Biomorf tak mau menyerahkan data kependudukan yang telah dikerjakan dengan alasan memiliki piutang sebesar Rp 390 miliar untuk program perawatan dan input data sejak 2014 hingga sekarang. Biomorf masih menguasai 167 juta data penduduk Indonesia. Sedangkan konsorsium tak bisa melunasi utang karena kehilangan kendali atas rekening mereka sejak kasus korupsi e-KTP ditangani KPK.
Pemerintah harus bergerak cepat menangani persoalan ini. Apalagi Biomorf dikabarkan akan segera menjual 51 persen sahamnya.
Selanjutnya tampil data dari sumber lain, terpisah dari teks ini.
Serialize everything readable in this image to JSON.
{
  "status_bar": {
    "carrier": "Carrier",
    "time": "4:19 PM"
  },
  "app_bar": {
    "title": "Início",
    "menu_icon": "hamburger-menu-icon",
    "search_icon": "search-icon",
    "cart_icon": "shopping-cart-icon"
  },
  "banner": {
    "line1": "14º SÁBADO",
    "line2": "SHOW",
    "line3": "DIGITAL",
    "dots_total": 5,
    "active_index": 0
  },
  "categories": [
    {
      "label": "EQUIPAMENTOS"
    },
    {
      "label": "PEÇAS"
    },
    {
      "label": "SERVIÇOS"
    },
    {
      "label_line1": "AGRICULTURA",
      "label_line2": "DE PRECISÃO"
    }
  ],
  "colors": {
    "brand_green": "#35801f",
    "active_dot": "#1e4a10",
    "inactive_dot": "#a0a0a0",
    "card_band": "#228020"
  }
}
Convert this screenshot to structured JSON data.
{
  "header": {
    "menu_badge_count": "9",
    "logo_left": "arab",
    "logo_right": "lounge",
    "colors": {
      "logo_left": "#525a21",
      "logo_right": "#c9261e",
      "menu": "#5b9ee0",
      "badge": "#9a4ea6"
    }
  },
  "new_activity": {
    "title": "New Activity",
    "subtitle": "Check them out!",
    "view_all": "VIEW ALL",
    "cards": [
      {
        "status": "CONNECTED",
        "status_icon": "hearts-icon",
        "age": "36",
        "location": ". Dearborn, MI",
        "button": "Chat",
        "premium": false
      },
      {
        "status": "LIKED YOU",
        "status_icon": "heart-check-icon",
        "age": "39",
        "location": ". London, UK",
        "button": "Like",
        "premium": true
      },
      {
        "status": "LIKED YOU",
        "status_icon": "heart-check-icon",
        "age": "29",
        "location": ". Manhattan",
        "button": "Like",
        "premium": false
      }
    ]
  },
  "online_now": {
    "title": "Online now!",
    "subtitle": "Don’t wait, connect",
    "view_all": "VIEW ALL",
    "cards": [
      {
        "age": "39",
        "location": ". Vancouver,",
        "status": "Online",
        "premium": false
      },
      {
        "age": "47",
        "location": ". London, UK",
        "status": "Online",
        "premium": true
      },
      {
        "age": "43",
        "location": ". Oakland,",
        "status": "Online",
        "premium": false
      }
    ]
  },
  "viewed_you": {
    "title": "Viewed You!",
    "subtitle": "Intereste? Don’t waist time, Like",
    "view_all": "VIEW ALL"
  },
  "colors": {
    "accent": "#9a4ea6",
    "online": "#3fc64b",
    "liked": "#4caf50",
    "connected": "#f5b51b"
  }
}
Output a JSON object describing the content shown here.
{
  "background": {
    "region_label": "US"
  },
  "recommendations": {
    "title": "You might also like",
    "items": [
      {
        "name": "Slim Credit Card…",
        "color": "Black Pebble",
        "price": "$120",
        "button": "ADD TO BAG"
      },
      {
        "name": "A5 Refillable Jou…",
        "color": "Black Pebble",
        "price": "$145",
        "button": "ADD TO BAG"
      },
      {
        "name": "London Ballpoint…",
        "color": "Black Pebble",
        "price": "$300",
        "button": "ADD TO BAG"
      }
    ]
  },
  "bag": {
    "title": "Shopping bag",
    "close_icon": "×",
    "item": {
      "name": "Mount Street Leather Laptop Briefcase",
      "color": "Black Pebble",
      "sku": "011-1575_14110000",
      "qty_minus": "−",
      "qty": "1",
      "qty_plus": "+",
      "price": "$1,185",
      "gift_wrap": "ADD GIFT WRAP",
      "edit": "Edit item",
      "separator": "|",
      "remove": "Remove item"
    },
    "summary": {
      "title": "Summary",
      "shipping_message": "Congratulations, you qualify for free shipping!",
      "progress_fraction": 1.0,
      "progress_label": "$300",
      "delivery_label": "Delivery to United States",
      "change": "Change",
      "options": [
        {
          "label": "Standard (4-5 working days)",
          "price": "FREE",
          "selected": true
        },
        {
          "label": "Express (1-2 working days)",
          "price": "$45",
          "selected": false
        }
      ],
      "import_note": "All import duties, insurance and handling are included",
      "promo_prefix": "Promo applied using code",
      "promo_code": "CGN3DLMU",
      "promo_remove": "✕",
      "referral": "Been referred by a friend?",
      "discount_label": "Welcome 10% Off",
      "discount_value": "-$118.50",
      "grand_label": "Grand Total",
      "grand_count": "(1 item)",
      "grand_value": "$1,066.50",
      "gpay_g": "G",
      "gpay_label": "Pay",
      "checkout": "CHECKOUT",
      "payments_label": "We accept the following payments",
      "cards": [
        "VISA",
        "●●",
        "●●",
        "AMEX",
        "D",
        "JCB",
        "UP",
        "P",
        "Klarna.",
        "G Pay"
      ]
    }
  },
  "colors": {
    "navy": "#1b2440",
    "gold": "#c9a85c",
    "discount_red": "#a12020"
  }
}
Dalam asetnya, perusahaan itu menyertakan source code (pogram komputer) untuk data sidik jari dan source code untuk e-KTP Indonesia.
Artinya, ada peluang data e-KTP itu akan dialihkan ke pemilik saham baru, meski bila merujuk pada Peraturan Pemerintah Nomor 82 Tahun 2011 tentang Penyelenggaraan Sistem dan Transaksi Elektronik, source code seperti itu bukan aset yang bisa dialihkan ke pemilik baru.
Pemerintah harus memastikan data tersebut bisa segera diamankan karena menyangkut data kependudukan yang sangat penting dan rawan disalahgunakan. Pemerintah pun harus memberikan sanksi kepada konsorsium lima perusahaan pemenang tender, termasuk menjajaki kemungkinan membawa ke ranah hukum.
Bagi pemerintah, penyelesaian masalah keamanan data ini menambah panjang deretan pekerjaan rumah dalam soal proyek e-KTP.
Karena itu, selayaknya pemerintah perlu terus mengevaluasi dan memperbaiki pelaksanaan proyek ini. Jangan sampai dana triliunan rupiah yang sudah dikucurkan hanya sia-sia dan sekadar menjadi bancakan para koruptor.